Advertisement

Dave Hyde: Heat can’t extend Butler’s deal, no matter where that decision leads

Let’s just come out and say it: The Heat can’t extend Jimmy Butler’s contract as NBA convention mandates. They can’t pay him $113 million for two re-done years and keep him until 38.

They have to trade him this offseason, if possible, or live with the unsettling consequences of his playing out the two remaining years on his current deal. It should be open to trading everyone but Bam Adebayo, really, considering this blah roster wasn’t just a healthy Butler from beating Boston in these playoffs.

What’s next?

How to solve a mediocre roster?

One of team president Pat Riley’s extreme makeovers seems in order for the Heat right now. The Butler decisions weighs like no other in that because of the money involved and the fact no player has delivered for the Heat like he has.

Dwyane Wade is the playing face of this franchise. But he won titles beside Hall of Famers like Shaquille O’Neal or LeBron James and Chris Bosh. Butler had a still-developing Adebayo beside him to come within a touch of titles. Don’t dismiss that accomplishment.

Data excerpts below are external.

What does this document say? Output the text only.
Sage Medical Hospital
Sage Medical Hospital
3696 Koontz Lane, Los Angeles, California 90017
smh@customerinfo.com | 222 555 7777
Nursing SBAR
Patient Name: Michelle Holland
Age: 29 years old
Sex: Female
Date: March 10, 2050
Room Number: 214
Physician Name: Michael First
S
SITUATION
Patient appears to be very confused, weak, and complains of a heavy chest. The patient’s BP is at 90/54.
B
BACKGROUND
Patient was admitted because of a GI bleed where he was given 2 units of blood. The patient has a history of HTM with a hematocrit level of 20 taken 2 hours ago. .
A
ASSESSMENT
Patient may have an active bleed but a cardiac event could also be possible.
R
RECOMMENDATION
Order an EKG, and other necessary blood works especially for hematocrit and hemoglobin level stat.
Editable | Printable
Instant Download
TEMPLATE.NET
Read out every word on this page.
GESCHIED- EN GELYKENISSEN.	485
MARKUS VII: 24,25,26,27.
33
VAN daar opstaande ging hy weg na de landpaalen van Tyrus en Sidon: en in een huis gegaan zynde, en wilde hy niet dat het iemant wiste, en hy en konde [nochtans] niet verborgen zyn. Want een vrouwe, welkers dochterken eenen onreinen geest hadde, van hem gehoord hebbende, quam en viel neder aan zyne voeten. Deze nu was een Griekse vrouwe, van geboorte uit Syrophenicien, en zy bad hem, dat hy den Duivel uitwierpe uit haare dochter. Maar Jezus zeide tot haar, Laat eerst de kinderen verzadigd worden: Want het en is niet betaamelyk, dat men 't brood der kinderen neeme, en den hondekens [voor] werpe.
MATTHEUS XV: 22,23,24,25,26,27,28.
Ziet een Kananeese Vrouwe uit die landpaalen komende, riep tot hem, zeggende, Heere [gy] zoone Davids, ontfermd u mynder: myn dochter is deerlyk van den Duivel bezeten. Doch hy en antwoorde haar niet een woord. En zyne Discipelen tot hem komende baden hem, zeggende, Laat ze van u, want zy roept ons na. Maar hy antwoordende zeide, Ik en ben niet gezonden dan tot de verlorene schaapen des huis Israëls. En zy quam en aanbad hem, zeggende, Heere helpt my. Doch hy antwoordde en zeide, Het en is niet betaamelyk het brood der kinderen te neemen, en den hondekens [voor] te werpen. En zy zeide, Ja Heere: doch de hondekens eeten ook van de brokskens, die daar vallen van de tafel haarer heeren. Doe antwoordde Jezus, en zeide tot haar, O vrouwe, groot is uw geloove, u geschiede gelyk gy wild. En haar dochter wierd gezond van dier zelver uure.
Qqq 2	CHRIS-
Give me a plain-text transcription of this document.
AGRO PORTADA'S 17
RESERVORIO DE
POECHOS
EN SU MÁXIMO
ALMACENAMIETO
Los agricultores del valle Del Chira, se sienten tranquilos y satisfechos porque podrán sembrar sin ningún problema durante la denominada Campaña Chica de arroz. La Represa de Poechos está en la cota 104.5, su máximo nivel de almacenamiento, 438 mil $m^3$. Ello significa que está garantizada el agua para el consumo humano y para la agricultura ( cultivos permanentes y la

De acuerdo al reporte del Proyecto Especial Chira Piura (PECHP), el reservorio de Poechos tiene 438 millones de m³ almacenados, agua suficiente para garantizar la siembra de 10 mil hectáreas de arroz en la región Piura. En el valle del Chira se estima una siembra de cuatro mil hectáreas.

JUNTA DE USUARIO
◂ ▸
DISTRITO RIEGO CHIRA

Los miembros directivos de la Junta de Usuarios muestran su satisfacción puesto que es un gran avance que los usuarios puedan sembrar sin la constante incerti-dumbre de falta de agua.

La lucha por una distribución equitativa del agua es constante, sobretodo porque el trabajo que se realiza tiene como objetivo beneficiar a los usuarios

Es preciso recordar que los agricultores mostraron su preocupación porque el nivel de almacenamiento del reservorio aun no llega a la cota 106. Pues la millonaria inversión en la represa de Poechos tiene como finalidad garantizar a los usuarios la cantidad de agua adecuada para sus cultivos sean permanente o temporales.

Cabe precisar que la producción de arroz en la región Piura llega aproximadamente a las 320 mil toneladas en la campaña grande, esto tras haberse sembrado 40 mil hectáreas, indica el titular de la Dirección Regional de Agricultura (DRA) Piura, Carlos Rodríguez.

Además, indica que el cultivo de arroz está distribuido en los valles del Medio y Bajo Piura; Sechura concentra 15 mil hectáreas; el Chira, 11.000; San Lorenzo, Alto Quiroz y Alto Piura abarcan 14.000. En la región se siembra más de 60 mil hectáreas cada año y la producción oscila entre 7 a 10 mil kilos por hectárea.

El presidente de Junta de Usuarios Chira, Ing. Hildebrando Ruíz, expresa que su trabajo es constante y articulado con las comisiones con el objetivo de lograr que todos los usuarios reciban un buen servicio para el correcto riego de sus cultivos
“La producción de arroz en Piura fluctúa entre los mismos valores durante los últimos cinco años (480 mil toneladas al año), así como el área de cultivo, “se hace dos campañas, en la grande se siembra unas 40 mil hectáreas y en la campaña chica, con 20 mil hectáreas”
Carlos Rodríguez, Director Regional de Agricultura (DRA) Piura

But Playoff Jimmy is 35 by next season, the Heat season was a mosh pit of mediocrity, and the Heat didn’t even see if he can still hit those high playoff notes due to injury. Would you bet three years and $162 million he can do so with a contract that takes him to the doorstep of age 38?

Do you want to deal with Regular-Season Jimmy, too? This Jimmy is a prime reason the Heat were a play-in team in the first place over the last two years, too. He put up decent numbers. He also treated the regular season like a dental appointment.

Three games into the season, he took a rest day. The day after watching tennis for eight hours, he called in sick. A team that markets, “Heat Culture,” had to look the other way at such antics with a contending team. Do they keep looking away with a mediocre team?

So, South Florida’s two headline franchises have sticky contract issues to solve this summer involving their biggest names. The Miami Dolphins could have quarterback Tua Tagovailoa play on his fifth-year option considering his health and good-not-great play. All signs point to a new contract coming soon where the details will reveal the grand design.

The Heat similarly don’t have to re-do Butler’s deal. It could have him play on the remaining two years at $110 million. It just has to accept the consequences of not moving that to a three-year, $162 million contact as NBA rules allow.

Jimmy would be unhappy. You’ve seen an unhappy Jimmy cause problems in Chicago, Minnesota and Philadelphia. Would they Heat be added to the list?

The trade option might come down to team disappointed by this spring. Phoenix was just run off the court by Minnesota. Would it trade Kevin Durant or, more likely, try to unload Bradley Beal’s contract? Would Cleveland trade Donovan Mitchell if its playoffs go nowhere?

Finding a trade options for Butler is the Heat’s work coming up. They can’t want to run this team back again. They also can’t lose Butler for so little they’d have to take a step back for a year or two in the manner teams like the Marlins and Dolphins do as second nature.

Heat Culture involves trying to win big each season and trusting if it doesn’t work out they’ll figure it out in the next offseason. They have three titles doing it that way. They also have reached at least the conference finals in three of the past five years. They’re the gold standard in South Florida.

But if we’re going back through Heat history pages, the end of this season in Boston is similar to another five-game series loss to the Celtics. That was 2010. Wade sat at his locker afterward and said: “This isn’t happening again.”

LeBron and Bosh were waiting in the wings.

There’s no re-creating that magic. There’s the need to re-do another roster, though. It’s hard to know where it ends, but it’s clear where it starts no matter how uncomfortable it sounds: They can’t extend Butler. They just can’t.